Universities and Science Minister Chris Skidmore viewed the world through the eyes of a miniature robot during a visit to a laboratory.
The device is part of a £7.2 million project to develop futuristic micro-robots that will work in underground pipe networks.
Mr Skidmore, MP for Kingswood in Gloucestershire, wore a headset linked to the robot as it moved through a laboratory at the University of Bristol.
Four universities, including Bristol, are beginning a five-year project to develop the tiny devices, which will eventually become as small as 1cm long.
The robots will use sensors, navigation and communication systems to detect, report and mend faults in the pipes and eliminate the need for human intervention.
They will carry out repairs without digging up roads, leading to the end of many disruptive and expensive roadworks.

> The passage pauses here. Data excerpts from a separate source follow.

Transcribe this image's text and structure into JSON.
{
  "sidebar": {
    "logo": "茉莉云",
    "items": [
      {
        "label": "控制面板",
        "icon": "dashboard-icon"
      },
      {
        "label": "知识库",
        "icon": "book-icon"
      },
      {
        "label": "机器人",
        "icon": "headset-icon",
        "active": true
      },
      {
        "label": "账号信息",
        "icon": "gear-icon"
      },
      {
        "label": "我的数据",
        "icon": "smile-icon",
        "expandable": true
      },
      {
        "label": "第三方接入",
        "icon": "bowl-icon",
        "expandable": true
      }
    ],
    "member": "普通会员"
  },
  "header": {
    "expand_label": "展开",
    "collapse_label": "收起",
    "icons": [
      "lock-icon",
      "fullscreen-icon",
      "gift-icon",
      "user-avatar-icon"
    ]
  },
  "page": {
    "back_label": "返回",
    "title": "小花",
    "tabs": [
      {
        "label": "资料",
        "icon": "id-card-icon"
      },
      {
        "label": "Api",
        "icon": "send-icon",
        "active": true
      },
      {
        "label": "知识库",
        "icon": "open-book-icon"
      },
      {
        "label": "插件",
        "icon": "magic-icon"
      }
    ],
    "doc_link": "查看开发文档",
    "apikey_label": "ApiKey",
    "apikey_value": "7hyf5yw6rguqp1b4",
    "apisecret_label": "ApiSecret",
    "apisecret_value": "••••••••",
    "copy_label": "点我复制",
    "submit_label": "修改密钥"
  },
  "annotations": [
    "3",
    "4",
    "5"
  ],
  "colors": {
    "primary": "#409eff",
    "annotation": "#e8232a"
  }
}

Mr Skidmore, previously a part-time history tutor at the university, said the work had “huge potential”.
“There is approximately £5.5 billion spent on road repairs every year, with 1.5 million roads dug up,” he said.
The project, funded by the Engineering and Physical Sciences Research Council (EPSRC), is being led by the University of Sheffield.
It also includes the development of ultrasonic array imaging, the engineering equivalent of ultrasound used on people.
This technology will be mounted to the miniature robots to look for cracks in pipe networks.
Professor Bruce Drinkwater, of the University of Bristol, said the project would involve around 30 academics, researchers and students at the four universities.
“Here at Bristol, we are developing the sensors that are responsible for navigation, communication between robots and with the base station, and also the detection of leaks, blockages and more subtle damage such as cracking and corrosion,” he said.
“We are absolutely delighted to be involved in this new technology.
“It is also a great topic to talk to people about and enthuse them about engineering.”